Голос молодого раби потонул в гуле враждебных выкриков:
– Долой! Молчи, Шеломбал!
Ганнон вздрогнул. Так это Шеломбал! Брат Синты!
Особенно неистовствовал Миркан. Лицо его побагровело, как стручок перца под солнечными лучами. Он протягивал костлявые руки к сыну, как бы желая его задушить. А Шеломбал стоял, гордо выпрямившись, словно радуясь буре, которую он вызвал.
Ганнон с восхищением и благодарностью смотрел на него. Этот юноша вернул ему веру в людей. Даже здесь нашелся человек, сердце которого открыто для правды. И это сын Миркана! Какое бы решение ни принял Совет, все равно справедливость пробьет себе дорогу. Время отделит правду от лжи, как огонь отделяет серебро от олова, как ветер отделяет зерно от плевел.
Внезапно в зале наступила тишина. Взгляды всех устремились к Миркану.
– Велика вина Ганнона перед республикой, – начал Миркан. – За подобные преступления других мы сразу приговаривали к распятию на кресте. Но, чтя память Гамилькара, я лишь предлагаю, чтобы Ганнон в месячный срок вернул в казну взятые им деньги. В противном случае с ним поступят по законам республики…
Шумные возгласы одобрения покрыли последние слова суффета.
Медленно покинул Ганнон зал Совета. Площадь перед зданием Совета, лишь час назад пустовавшая, теперь была запружена народом. Бедняки Карфагена узнали, что люди, которых Ганнон повез за Столбы, счастливы. Теперь они пришли просить Ганнона отвезти их туда же. Весть, что Совет Тридцати осудил их любимца, уже разнеслась по площади. В толпе поднялся ропот, перешедший в дикий гул. Тысячекратные крики, подобно грому, разносились по площади. Откуда-то появились стражи. Они шли на толпу, выставив острия копий.
Огромная толпа, как море в час отлива, медленно, с глухим шумом откатывалась на соседние улицы. На опустевшей площади остался лишь один пророк Эшмуин, которого стражники не решились тронуть. Простирая вперед руку, сухую и узловатую, как ветвь смоковницы, пророк кричал:
– И свернутся небеса, как свиток папируса!
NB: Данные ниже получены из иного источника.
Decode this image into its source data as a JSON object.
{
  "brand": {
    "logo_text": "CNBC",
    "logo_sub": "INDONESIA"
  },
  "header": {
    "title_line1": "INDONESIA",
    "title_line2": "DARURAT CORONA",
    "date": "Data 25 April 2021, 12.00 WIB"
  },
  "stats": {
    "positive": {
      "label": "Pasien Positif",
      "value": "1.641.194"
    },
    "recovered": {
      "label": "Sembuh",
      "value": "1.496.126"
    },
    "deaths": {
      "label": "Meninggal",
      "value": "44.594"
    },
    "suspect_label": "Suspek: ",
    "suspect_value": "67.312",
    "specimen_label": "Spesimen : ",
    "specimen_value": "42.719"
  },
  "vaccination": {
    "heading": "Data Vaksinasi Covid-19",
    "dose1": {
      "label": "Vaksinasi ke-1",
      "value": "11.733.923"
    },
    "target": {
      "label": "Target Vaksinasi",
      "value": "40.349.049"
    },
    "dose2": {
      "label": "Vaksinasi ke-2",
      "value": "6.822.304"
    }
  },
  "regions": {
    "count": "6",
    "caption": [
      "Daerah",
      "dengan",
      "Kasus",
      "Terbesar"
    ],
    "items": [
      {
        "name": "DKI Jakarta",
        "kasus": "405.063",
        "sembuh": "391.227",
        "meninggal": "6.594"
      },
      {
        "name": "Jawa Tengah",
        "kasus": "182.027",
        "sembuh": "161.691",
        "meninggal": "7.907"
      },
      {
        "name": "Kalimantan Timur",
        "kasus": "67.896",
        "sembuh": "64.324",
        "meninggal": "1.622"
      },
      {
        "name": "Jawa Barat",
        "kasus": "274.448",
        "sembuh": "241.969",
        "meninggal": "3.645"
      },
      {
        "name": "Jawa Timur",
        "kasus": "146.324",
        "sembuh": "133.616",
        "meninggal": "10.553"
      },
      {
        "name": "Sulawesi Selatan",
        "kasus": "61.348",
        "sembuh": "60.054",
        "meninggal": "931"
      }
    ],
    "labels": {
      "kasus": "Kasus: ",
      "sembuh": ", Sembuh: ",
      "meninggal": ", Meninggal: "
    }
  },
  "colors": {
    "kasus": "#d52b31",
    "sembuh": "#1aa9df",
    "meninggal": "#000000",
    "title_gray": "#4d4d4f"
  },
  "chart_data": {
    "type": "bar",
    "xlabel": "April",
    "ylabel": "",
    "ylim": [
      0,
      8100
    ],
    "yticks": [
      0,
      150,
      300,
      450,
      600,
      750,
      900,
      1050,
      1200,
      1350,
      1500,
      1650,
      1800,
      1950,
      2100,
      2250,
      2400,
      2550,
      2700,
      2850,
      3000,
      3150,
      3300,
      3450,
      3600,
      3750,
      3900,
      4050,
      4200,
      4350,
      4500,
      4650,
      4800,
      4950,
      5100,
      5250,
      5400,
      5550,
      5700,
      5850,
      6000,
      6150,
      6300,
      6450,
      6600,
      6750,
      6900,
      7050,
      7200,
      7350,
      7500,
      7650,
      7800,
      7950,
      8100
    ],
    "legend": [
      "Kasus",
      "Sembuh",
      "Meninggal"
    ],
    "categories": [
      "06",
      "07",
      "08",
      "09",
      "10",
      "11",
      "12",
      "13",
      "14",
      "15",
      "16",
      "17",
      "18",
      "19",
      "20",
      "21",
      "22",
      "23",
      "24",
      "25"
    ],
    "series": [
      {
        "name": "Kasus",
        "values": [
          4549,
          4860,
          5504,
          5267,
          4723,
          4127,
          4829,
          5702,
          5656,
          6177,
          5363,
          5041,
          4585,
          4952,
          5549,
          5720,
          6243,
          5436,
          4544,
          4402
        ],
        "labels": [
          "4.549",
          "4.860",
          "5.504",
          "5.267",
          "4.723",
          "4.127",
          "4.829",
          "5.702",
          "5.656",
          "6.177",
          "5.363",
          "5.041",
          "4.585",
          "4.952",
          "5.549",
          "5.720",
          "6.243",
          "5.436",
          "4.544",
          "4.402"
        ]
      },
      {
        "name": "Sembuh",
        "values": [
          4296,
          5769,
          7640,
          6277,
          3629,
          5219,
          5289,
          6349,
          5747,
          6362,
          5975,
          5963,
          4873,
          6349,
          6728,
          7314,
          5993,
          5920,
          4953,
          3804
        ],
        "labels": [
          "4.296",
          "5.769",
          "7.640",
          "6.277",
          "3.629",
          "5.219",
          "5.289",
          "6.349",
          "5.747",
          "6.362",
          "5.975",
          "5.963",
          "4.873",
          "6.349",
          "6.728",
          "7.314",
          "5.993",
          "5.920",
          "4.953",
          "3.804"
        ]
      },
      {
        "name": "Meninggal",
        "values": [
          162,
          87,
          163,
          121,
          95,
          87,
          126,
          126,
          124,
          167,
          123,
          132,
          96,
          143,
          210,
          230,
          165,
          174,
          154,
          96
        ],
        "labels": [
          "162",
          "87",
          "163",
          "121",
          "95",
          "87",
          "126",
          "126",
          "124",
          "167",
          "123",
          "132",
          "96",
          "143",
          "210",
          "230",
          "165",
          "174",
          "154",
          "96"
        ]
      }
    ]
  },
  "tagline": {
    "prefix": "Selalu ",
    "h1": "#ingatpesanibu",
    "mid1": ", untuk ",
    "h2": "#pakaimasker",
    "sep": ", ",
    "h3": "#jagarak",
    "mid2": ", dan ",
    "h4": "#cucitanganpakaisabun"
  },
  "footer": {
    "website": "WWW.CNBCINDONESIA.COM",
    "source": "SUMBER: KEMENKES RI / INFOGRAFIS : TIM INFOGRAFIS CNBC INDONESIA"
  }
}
Звезды упадут, как увядший лист! Земля обветшает, как одежда! Переполнилась чаша гнева! Горе тебе, Карфаген!
Ганнон сидел на коврике спиной к двери. В «Серебряном якоре», как и пять лет назад, было людно. Изредка Ганнон ловил взгляды незнакомых ему людей. В них не было недоброжелательности. С жалостью и сочувствием смотрели матросы и ремесленники на человека, пытающегося утопить свое горе в амфоре вина.
Через открытые двери таверны доносился плеск волн, крики, грохот сбрасываемых на землю ящиков. И вдруг эти звуки заглушил колокольный звон. Дозорные извещали о прибытии корабля.